On director Justin Lin taking the helm from J.J. Abrams:
Quinto: Justin has a different energy about him. I'd say he's a little more internalized, just as a person. He's a little quieter, but he's no less confident. He's incredibly gifted as a visual storyteller. I think he's really sensitive to character dynamics as well. He brings a balance of both of those extremes.
He came in on already moving train, in a lot of ways. He didn't have a lot of time to prep for this film. I think all of us were incredibly impressed by his sense of leadership and vision, and I think also it was really great to have Simon in a position of creative influence on this film, because he was a tremendous conduit for us early on before we formed our own relationships with Justin.

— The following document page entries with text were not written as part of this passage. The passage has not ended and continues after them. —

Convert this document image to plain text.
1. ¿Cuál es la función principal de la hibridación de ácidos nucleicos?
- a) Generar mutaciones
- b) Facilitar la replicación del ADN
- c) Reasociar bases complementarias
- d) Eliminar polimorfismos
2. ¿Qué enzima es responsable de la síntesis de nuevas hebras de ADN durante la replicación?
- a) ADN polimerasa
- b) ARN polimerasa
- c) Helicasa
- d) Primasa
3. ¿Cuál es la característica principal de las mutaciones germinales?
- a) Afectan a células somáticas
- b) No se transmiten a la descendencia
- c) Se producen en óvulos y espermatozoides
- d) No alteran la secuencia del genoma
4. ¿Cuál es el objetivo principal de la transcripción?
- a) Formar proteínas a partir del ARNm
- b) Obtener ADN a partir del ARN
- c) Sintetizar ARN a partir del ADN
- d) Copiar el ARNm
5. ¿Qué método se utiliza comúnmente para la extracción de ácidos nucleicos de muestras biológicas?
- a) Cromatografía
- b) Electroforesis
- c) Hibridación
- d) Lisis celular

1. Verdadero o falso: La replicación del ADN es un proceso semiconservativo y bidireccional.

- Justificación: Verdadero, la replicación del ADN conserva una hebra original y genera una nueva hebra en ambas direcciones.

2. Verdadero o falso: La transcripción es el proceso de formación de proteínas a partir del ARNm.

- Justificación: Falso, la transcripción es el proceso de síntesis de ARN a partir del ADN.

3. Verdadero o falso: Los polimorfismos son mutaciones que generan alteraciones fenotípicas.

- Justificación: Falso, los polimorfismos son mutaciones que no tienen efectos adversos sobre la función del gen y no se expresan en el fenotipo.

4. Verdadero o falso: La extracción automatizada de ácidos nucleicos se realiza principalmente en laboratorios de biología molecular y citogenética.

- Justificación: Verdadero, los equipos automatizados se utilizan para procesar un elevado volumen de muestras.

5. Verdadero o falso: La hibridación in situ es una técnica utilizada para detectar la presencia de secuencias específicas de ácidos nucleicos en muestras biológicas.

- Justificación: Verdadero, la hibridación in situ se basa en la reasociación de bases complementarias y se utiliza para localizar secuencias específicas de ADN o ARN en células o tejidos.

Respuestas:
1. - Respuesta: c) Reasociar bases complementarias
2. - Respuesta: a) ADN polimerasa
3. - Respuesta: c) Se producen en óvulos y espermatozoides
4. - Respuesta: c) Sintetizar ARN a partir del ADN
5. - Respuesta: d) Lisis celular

But all in all, he was a really welcome addition. I would say very different from J.J., but also really exciting and really unique in his own ways. And reflective of this experience, which was different and new for us, to be away from the past and the configuration of the last two films. But we all had a great time working together, and we really enjoyed him, and seeing what he was able to create in the final product is really exciting for all of us
On the enduring appeal of "Star Trek" franchise:
Pegg: I think the film is actually even more apt today, it's become more so, even since we shot it. The message of this, the social commentary in this iteration of "Star Trek" is that we're better together. That's what it's about. It's about collectivism. And in this era of Brexit, and talking about building walls in certain places, now more than ever we should be thinking about the value of collectivism, about cooperation, about unity.

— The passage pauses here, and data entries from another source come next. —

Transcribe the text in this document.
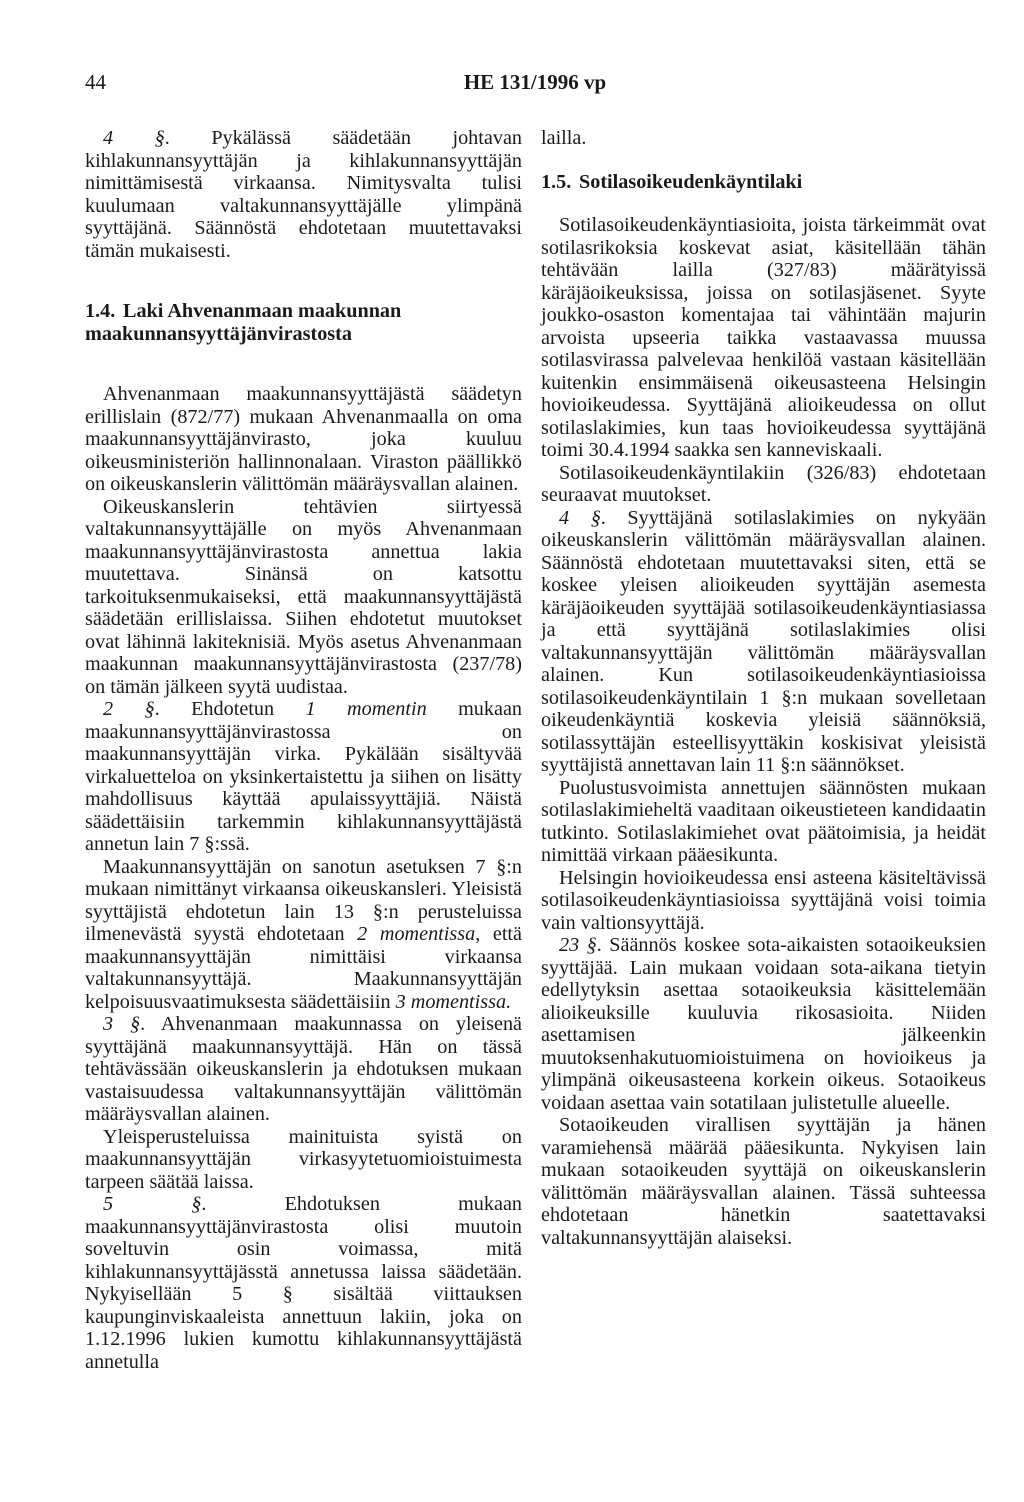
44	HE 131/1996 vp

4 §. Pykälässä säädetään johtavan kihlakunnansyyttäjän ja kihlakunnansyyttäjän nimittämisestä virkaansa. Nimitysvalta tulisi kuulumaan valtakunnansyyttäjälle ylimpänä syyttäjänä. Säännöstä ehdotetaan muutettavaksi tämän mukaisesti.

1.4. Laki Ahvenanmaan maakunnan maakunnansyyttäjänvirastosta

Ahvenanmaan maakunnansyyttäjästä säädetyn erillislain (872/77) mukaan Ahvenanmaalla on oma maakunnansyyttäjänvirasto, joka kuuluu oikeusministeriön hallinnonalaan. Viraston päällikkö on oikeuskanslerin välittömän määräysvallan alainen.

Oikeuskanslerin tehtävien siirtyessä valtakunnansyyttäjälle on myös Ahvenanmaan maakunnansyyttäjänvirastosta annettua lakia muutettava. Sinänsä on katsottu tarkoituksenmukaiseksi, että maakunnansyyttäjästä säädetään erillislaissa. Siihen ehdotetut muutokset ovat lähinnä lakiteknisiä. Myös asetus Ahvenanmaan maakunnan maakunnansyyttäjänvirastosta (237/78) on tämän jälkeen syytä uudistaa.

2 §. Ehdotetun 1 momentin mukaan maakunnansyyttäjänvirastossa on maakunnansyyttäjän virka. Pykälään sisältyvää virkaluetteloa on yksinkertaistettu ja siihen on lisätty mahdollisuus käyttää apulaissyyttäjiä. Näistä säädettäisiin tarkemmin kihlakunnansyyttäjästä annetun lain 7 §:ssä.

Maakunnansyyttäjän on sanotun asetuksen 7 §:n mukaan nimittänyt virkaansa oikeuskansleri. Yleisistä syyttäjistä ehdotetun lain 13 §:n perusteluissa ilmenevästä syystä ehdotetaan 2 momentissa, että maakunnansyyttäjän nimittäisi virkaansa valtakunnansyyttäjä. Maakunnansyyttäjän kelpoisuusvaatimuksesta säädettäisiin 3 momentissa.

3 §. Ahvenanmaan maakunnassa on yleisenä syyttäjänä maakunnansyyttäjä. Hän on tässä tehtävässään oikeuskanslerin ja ehdotuksen mukaan vastaisuudessa valtakunnansyyttäjän välittömän määräysvallan alainen.

Yleisperusteluissa mainituista syistä on maakunnansyyttäjän virkasyytetuomioistuimesta tarpeen säätää laissa.

5 §. Ehdotuksen mukaan maakunnansyyttäjänvirastosta olisi muutoin soveltuvin osin voimassa, mitä kihlakunnansyyttäjässtä annetussa laissa säädetään. Nykyisellään 5 § sisältää viittauksen kaupunginviskaaleista annettuun lakiin, joka on 1.12.1996 lukien kumottu kihlakunnansyyttäjästä annetulla

lailla.

1.5. Sotilasoikeudenkäyntilaki

Sotilasoikeudenkäyntiasioita, joista tärkeimmät ovat sotilasrikoksia koskevat asiat, käsitellään tähän tehtävään lailla (327/83) määrätyissä käräjäoikeuksissa, joissa on sotilasjäsenet. Syyte joukko-osaston komentajaa tai vähintään majurin arvoista upseeria taikka vastaavassa muussa sotilasvirassa palvelevaa henkilöä vastaan käsitellään kuitenkin ensimmäisenä oikeusasteena Helsingin hovioikeudessa. Syyttäjänä alioikeudessa on ollut sotilaslakimies, kun taas hovioikeudessa syyttäjänä toimi 30.4.1994 saakka sen kanneviskaali.

Sotilasoikeudenkäyntilakiin (326/83) ehdotetaan seuraavat muutokset.

4 §. Syyttäjänä sotilaslakimies on nykyään oikeuskanslerin välittömän määräysvallan alainen. Säännöstä ehdotetaan muutettavaksi siten, että se koskee yleisen alioikeuden syyttäjän asemesta käräjäoikeuden syyttäjää sotilasoikeudenkäyntiasiassa ja että syyttäjänä sotilaslakimies olisi valtakunnansyyttäjän välittömän määräysvallan alainen. Kun sotilasoikeudenkäyntiasioissa sotilasoikeudenkäyntilain 1 §:n mukaan sovelletaan oikeudenkäyntiä koskevia yleisiä säännöksiä, sotilassyttäjän esteellisyyttäkin koskisivat yleisistä syyttäjistä annettavan lain 11 §:n säännökset.

Puolustusvoimista annettujen säännösten mukaan sotilaslakimieheltä vaaditaan oikeustieteen kandidaatin tutkinto. Sotilaslakimiehet ovat päätoimisia, ja heidät nimittää virkaan pääesikunta.

Helsingin hovioikeudessa ensi asteena käsiteltävissä sotilasoikeudenkäyntiasioissa syyttäjänä voisi toimia vain valtionsyyttäjä.

23 §. Säännös koskee sota-aikaisten sotaoikeuksien syyttäjää. Lain mukaan voidaan sota-aikana tietyin edellytyksin asettaa sotaoikeuksia käsittelemään alioikeuksille kuuluvia rikosasioita. Niiden asettamisen jälkeenkin muutoksenhakutuomioistuimena on hovioikeus ja ylimpänä oikeusasteena korkein oikeus. Sotaoikeus voidaan asettaa vain sotatilaan julistetulle alueelle.

Sotaoikeuden virallisen syyttäjän ja hänen varamiehensä määrää pääesikunta. Nykyisen lain mukaan sotaoikeuden syyttäjä on oikeuskanslerin välittömän määräysvallan alainen. Tässä suhteessa ehdotetaan hänetkin saatettavaksi valtakunnansyyttäjän alaiseksi.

That can be and is our strength, and the more fractured we become, the less secure we all feel. The villain in "Star Trek" -- we could've called him "Brexit." It's kind of a science fiction name.
Cho: In the "Star Trek" setup, you're going into space and seeing so many different kinds of species, it does become comically apparent when you look around the planet Earth that we live on that we do have so much more in common than we don't. So the little things that seem to divide us here in our present time seem even more exaggeratedly small after seeing an episode of "Star Trek."
Quinto: I think the message is the same as it was when it began. It's just that we have more room to explore and express it than they did at the time. It's shocking to me how divisive our culture has become, and I feel like "Star Trek" maintains a position on inclusivity and unity that is as resonant today as it was in the late '60s.
This film in particular explores that idea, one side of that being about the unity and inclusivity and the other being about breaking that apart. And I think that's really reflective of the society we live in today. It's troubling to me on such deep levels that we've gotten to this point of unwillingness to see varied points of view or feelings or opinions or perspectives.
I think "Star Trek" remains, in a landscape of popular culture entertainment, something that is a beacon of inclusivity and progressive thinking. I think it just takes on different forms now than it did 50 years ago.
Pegg: I hope it goes on for another 50 years. We'll keep going for as long as we can, until we're old and inappropriate. Some of us already are, I'd say -- me. And who knows? The thing is about the new timeline is Picard, Janeway, all those guys -- they don't exist. I'm kidding! I'm kidding! Man, would I be in trouble!
Yeah, I hope it goes on. There's a new CBS series starting. They've got the galaxy -- I love that the universe is a boundless place and there's so many adventures to be had.
And as long as we have this idea that we might not just all kill ourselves and die in a big fire, we might actually become slightly more enlightened, slightly more tolerant beings and go off into space -- that is a lovely idea that I think secretly the vast majority of us want to achieve, you know? "Star Trek" will live forever.
"Star Trek Beyond" warps into theaters July 22.